Las Vegas Sun

April 24, 2024

Nevada revives wild horse birth control program

Nevada's Wild Horses

Rick Loomis / Los Angeles Times

A helicopter is used to herd wild Mustangs into temporary corrals before they are loaded into trailers and hauled away near Yerington, Nov. 4, 2013.

RENO — Nevada has agreed to resume a birth control project for a herd of free-roaming mustangs on a range near Reno and horse advocates are looking forward to getting back to their work in the field.

The volunteers are returning to the field in large part because Assembly Minority Leader Jim Wheeler, R-Gardnerville, convinced Democratic Gov. Steve Sisolak to restore a program to enable volunteer darters to work with the Nevada Department of Agriculture, the Reno Gazette-Journal reported earlier this week.

Darters are volunteers with air rifles that fire darts with birth control into female horses' haunches.

The project fell apart on Oct. 25, 2017, when Nevada Department of Agriculture officials terminated a privately funded agreement that enabled volunteers associated with the American Wild Horse Campaign to manage horse issues on the Virginia Range east of Reno

At the time, agriculture officials accused the volunteers of failing to live up to their end of the deal. Volunteers denied the accusation.

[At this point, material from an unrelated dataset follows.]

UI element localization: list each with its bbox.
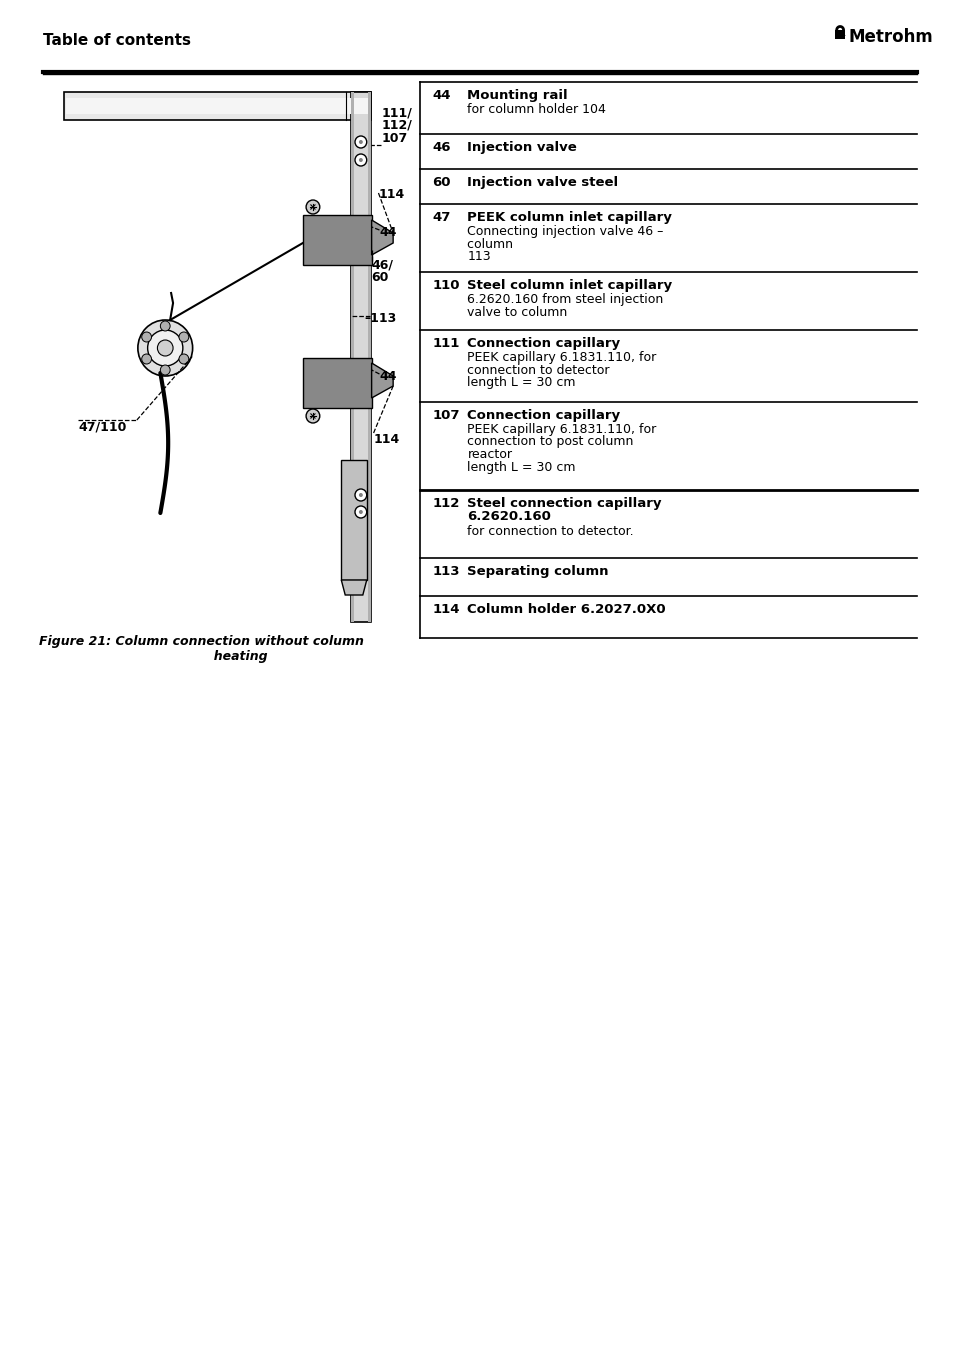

The program covered an array of horse management activity, including darting horses with the birth control drug PZP.

After terminating the agreement, the agriculture department board voted to offer the approximately 3,000 free-roaming horses on the range at no cost to anyone willing and able to manage them. There were no takers.

Since the giveaway gambit failed, the horses have remained on the range with none of the management work by volunteers.

Based on the results of the first two years of volunteer-run darting, the time that's passed without birth control has resulted in nearly 400 foals that wouldn't have been born with darting in place.

Unless volunteers get to work quickly, the number will grow even higher, Wheeler said.

Sisolak and Nevada Department of Agriculture Director Jennifer Ott, whom Sisolak appointed in February, declined multiple interview requests.